Ossoff supported a failed War Powers Resolution that would have limited Trump’s ability to order military action without congressional approval. On March 4, the Senate rejected the resolution by a vote of 47 in favor and 53 opposed.

In a March 1 statement, the Jewish Federation of Greater Atlanta said the agency “prays for the success of the joint United States and Israeli actions in Iran and the safety of the brave fighters of the United States Armed Forces and the Israel Defense Forces carrying them out. We are closely monitoring events on the ground and communicating with our colleagues and partners in Israel.”

The lone Jewish member of the Georgia General Assembly, Democratic state Rep. Esther Panitch, posted Feb. 28 on the social media platform “X” a picture of two lions, one draped in an Israeli flag and the other with the Iranian “Lion and Sun” flag, which depicts a lion holding a sword.

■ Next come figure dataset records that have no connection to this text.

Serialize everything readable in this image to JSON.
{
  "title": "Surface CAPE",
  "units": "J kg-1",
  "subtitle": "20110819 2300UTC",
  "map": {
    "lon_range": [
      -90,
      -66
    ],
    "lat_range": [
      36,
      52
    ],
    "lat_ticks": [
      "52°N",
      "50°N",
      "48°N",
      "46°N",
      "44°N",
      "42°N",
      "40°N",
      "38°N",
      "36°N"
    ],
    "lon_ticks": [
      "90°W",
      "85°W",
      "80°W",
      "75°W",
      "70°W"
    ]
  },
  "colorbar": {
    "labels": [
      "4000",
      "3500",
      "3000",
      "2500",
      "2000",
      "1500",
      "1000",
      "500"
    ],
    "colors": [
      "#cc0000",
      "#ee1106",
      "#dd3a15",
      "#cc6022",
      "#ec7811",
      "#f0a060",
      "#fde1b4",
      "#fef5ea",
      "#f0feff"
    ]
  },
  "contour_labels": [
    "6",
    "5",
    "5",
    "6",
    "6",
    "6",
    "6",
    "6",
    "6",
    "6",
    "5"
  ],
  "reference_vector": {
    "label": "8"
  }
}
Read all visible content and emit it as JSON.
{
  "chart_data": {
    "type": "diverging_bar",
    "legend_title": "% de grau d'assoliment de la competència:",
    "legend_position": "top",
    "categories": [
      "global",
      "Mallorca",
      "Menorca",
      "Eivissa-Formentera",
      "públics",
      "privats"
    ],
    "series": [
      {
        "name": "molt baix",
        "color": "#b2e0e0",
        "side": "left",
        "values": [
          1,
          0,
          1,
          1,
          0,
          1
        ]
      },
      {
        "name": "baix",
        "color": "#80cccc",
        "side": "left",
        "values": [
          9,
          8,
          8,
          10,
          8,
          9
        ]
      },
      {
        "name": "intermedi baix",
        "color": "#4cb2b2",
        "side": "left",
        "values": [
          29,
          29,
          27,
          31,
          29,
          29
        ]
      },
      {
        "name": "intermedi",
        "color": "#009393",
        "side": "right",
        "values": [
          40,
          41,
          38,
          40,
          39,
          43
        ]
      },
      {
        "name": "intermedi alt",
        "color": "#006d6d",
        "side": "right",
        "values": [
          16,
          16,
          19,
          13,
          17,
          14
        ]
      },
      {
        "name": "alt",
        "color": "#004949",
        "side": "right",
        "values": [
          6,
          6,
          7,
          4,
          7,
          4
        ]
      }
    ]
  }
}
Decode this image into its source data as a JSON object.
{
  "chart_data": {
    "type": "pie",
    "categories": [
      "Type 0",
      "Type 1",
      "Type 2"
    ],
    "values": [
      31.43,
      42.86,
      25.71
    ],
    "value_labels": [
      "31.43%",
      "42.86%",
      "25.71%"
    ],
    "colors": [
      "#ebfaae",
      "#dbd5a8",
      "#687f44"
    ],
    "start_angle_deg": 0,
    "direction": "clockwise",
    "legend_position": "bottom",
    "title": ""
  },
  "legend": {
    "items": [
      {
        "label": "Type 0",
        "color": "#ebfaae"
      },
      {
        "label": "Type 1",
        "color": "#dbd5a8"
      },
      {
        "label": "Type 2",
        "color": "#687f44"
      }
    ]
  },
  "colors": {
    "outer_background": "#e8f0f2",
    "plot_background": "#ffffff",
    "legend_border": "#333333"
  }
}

That emblem was replaced after the 1979 Islamic revolution that deposed the Pahlavi dynasty.

Above that image, Panitch wrote: “My prayers are with every American service member and IDF soldier standing together against the murderous IRGC. May God protect them and bring them home safely to their families. We also pray for the Iranian people, who deserve freedom from the regime that oppresses them. God Bless America. Am Yisrael Chai.

On the business front, Delta Air Lines canceled flights to Tel Aviv from JFK International Airport in New York through March 8 and from Ben Gurion Airport near Tel Aviv to JFK through March 9.